L’impôt est calculé en comptant pour 1/5 la fraction de revenu imposable comprise entre 5 000 et 10 000 francs ; pour 2/5 la fraction comprise 10 000 et 15 000 francs ; pour 3/5 la fraction comprise entre 15 000 et 20 000 francs ; pour l’intégralité le surplus du revenu en appliquant aux chiffres ainsi obtenus le taux de 2 %.
Sur l’impôt ainsi calculé, chaque contribuable a droit à une réduction de 5 % par personne à sa charge, de 10 % pour deux personnes, de 20 % pour trois personnes, et ainsi de suite, chaque personne au-delà de trois donnant droit à une nouvelle réduction de 10 %, sans que la réduction puisse être, au total, supérieure à la moitié de l’impôt."
D’après ces bases, chaque contribuable peut facilement calculer lui-même le montant de son impôt. Citons, à titre d’exemple, un cas pris dans la moyenne : celui d’un ménage ayant deux enfants de moins de seize ans plus un ascendant à sa charge ; le père seul travaille, le revenu total du ménage est de 12 000 francs par an, ce qui représente déjà une agréable aisance.
Déduisons d’abord 2 000 francs pour la femme, 1 000 francs pour chacune des trois personnes à sa charge.

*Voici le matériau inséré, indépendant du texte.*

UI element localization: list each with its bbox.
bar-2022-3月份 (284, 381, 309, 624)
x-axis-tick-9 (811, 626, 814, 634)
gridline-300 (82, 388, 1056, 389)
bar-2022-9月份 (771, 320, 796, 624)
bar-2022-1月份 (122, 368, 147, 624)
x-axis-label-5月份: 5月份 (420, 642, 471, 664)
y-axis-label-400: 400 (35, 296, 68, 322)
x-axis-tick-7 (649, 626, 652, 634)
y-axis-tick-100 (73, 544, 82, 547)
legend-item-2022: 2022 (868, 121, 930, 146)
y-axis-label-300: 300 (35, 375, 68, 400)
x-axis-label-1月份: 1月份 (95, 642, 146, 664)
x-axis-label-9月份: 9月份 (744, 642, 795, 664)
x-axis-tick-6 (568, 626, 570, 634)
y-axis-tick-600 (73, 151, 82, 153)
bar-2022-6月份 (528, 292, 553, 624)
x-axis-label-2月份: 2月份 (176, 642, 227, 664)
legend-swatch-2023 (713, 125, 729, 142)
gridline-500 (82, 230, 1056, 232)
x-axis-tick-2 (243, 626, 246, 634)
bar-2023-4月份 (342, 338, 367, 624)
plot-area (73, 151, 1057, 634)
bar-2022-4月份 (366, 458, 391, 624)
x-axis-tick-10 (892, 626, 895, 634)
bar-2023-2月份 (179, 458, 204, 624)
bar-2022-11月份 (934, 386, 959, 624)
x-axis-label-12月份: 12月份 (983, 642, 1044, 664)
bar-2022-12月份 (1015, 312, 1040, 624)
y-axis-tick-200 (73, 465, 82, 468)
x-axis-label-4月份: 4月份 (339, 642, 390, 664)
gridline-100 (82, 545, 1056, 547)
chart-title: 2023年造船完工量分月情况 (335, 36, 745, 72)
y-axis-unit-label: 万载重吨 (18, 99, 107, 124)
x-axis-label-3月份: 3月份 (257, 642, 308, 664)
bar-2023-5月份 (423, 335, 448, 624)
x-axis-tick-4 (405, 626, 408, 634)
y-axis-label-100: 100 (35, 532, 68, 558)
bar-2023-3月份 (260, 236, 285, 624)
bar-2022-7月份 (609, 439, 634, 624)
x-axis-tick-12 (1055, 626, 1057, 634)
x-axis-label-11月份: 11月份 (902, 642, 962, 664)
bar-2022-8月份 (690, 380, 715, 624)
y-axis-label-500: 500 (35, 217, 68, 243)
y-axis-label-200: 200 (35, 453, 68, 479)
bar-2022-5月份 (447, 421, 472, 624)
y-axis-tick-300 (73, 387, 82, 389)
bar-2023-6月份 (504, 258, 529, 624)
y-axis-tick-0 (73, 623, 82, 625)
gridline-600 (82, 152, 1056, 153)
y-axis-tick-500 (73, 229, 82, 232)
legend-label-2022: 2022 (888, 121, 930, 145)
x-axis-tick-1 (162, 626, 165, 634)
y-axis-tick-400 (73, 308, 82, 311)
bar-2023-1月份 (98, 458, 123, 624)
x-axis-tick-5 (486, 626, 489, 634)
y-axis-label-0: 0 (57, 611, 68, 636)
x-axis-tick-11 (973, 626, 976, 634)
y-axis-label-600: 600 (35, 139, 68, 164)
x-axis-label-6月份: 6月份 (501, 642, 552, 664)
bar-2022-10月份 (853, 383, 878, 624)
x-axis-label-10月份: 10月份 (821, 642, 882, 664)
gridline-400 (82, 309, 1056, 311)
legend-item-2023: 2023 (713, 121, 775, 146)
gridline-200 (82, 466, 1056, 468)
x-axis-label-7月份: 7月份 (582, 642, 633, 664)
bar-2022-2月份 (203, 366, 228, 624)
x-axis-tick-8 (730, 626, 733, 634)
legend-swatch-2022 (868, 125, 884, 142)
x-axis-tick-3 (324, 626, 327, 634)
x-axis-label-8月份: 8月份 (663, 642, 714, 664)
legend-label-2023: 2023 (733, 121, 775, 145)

Total : 5 000 francs de réduction.
Le revenu imposable est de 12 000 – 5 000 – 5 000 = 2 000 francs.
Le cinquième de ce chiffre est de 400 fr., sur lesquels il y a lieu d’appliquer un impôt de 2 % soit 8 francs.
Enfin, déduisons encore sur ces 8 francs, 30 % pour quatre personnes à la charge, soit 2 fr. 50. Il reste, comme impôt à payer 5 fr. 50, pour une famille ayant douze mille francs de revenus annuels.
Nous aurions pu établir, de la même façon, que si ce ménage avait eu quatre enfants, il aurait échappé "totalement" à l’impôt sur le revenu. Ou encore qu’un ménage de trois enfants ayant 15 000 francs de revenus paierait 14 francs ; qu’il paierait 42 francs avec 20 000 francs de revenus, 140 francs avec 30 000 francs, 560 francs avec 60 000 francs de revenus, etc. La progression, comme on le voit, est assez rapide ; néanmoins, il serait injuste de prétendre qu’une contribution supplémentaire de 140 francs par an demandée à un millionnaire, soit exagérée, et l’on doit espérer que, dans ces conditions, le nouvel impôt sera accepté avec patriotisme par les classes riches et aisées qui auront à en fournir la plus grosse part.